Ahn Jooeun, Hogan Neville
Department of Mechanical Engineering, University of Victoria, Victoria, British Colombia, Canada.
Department of Mechanical Engineering, Massachusetts Institute of Technology, Cambridge, Massachusetts, United States of America; Department of Brain and Cognitive Sciences, Massachusetts Institute of Technology, Cambridge, Massachusetts, United States of America.
PLoS One. 2015 Mar 23;10(3):e0119596. doi: 10.1371/journal.pone.0119596. eCollection 2015.

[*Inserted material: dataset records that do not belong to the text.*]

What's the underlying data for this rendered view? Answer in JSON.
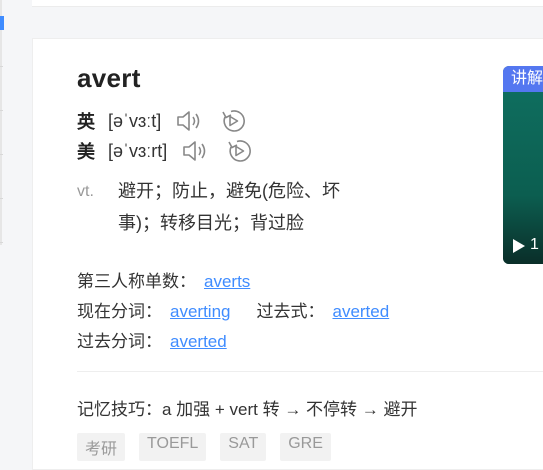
{
  "entry": {
    "word": "avert",
    "pronunciations": [
      {
        "lang": "英",
        "ipa": "[əˈvɜːt]"
      },
      {
        "lang": "美",
        "ipa": "[əˈvɜːrt]"
      }
    ],
    "definition": {
      "pos": "vt.",
      "text": "避开；防止，避免(危险、坏事)；转移目光；背过脸"
    },
    "forms": {
      "third_person_label": "第三人称单数：",
      "third_person_value": "averts",
      "present_participle_label": "现在分词：",
      "present_participle_value": "averting",
      "past_tense_label": "过去式：",
      "past_tense_value": "averted",
      "past_participle_label": "过去分词：",
      "past_participle_value": "averted"
    },
    "memory_tip": "记忆技巧：a 加强 + vert 转 → 不停转 → 避开",
    "tags": [
      "考研",
      "TOEFL",
      "SAT",
      "GRE"
    ]
  },
  "video_panel": {
    "tab_label": "讲解",
    "count_text": "1",
    "accent_color": "#5477f0"
  },
  "colors": {
    "link": "#3f8cff",
    "tag_bg": "#f2f2f2",
    "page_bg": "#f5f6f8"
  }
}
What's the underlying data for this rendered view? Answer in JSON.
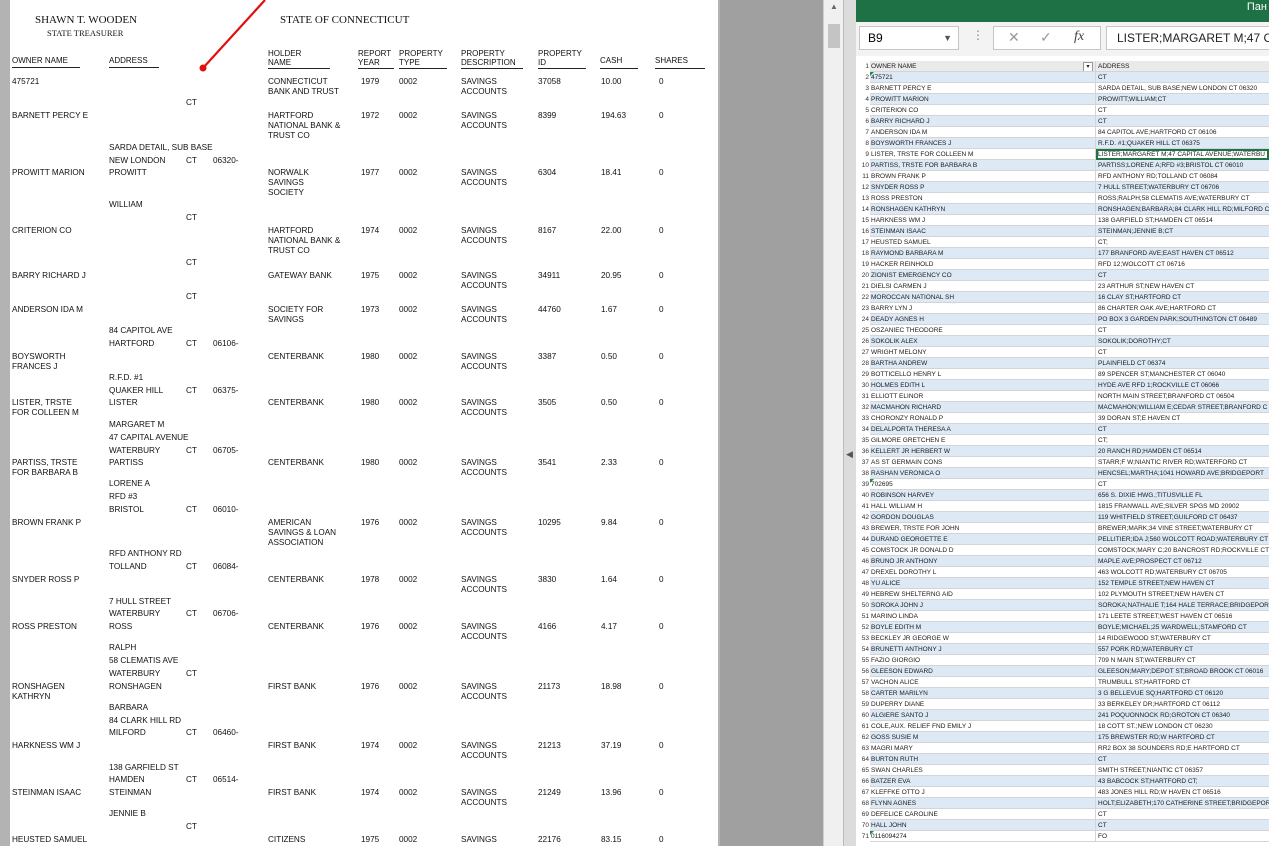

Mathematical techniques have provided tools to quantify the stability of rhythmic movements of humans and machines as well as mathematical models. One archetypal example is the use of Floquet multipliers: assuming periodic motion to be a limit-cycle of a nonlinear oscillator, local stability has been assessed by evaluating the rate of convergence to the limit-cycle. However, the accuracy of the assessment in experiments is questionable: Floquet multipliers provide a measure of orbital stability for deterministic systems, but various components of biological systems and machines involve inevitable noise. In this study, we show that the conventional estimate of orbital stability, which depends on regression, has bias in the presence of noise. We quantify the bias, and devise a new method to estimate orbital stability more accurately. Compared with previous methods, our method substantially reduces the bias, providing acceptable estimates of orbital stability with an order-of-magnitude fewer cycles.
数学技术为量化人类和机器的节律性运动稳定性以及数学模型提供了工具。一个典型的例子是使用弗洛凯乘数:假设周期性运动是非线性振荡器的极限环,通过评估收敛到极限环的速率来评估局部稳定性。然而,实验中评估的准确性值得怀疑:弗洛凯乘数为确定性系统提供了轨道稳定性的度量,但生物系统和机器的各种组件都存在不可避免的噪声。在本研究中,我们表明,依赖于回归的传统轨道稳定性估计在存在噪声的情况下存在偏差。我们对偏差进行了量化,并设计了一种新方法来更准确地估计轨道稳定性。与以前的方法相比,我们的方法大大减少了偏差,用数量级更少的周期提供了可接受的轨道稳定性估计。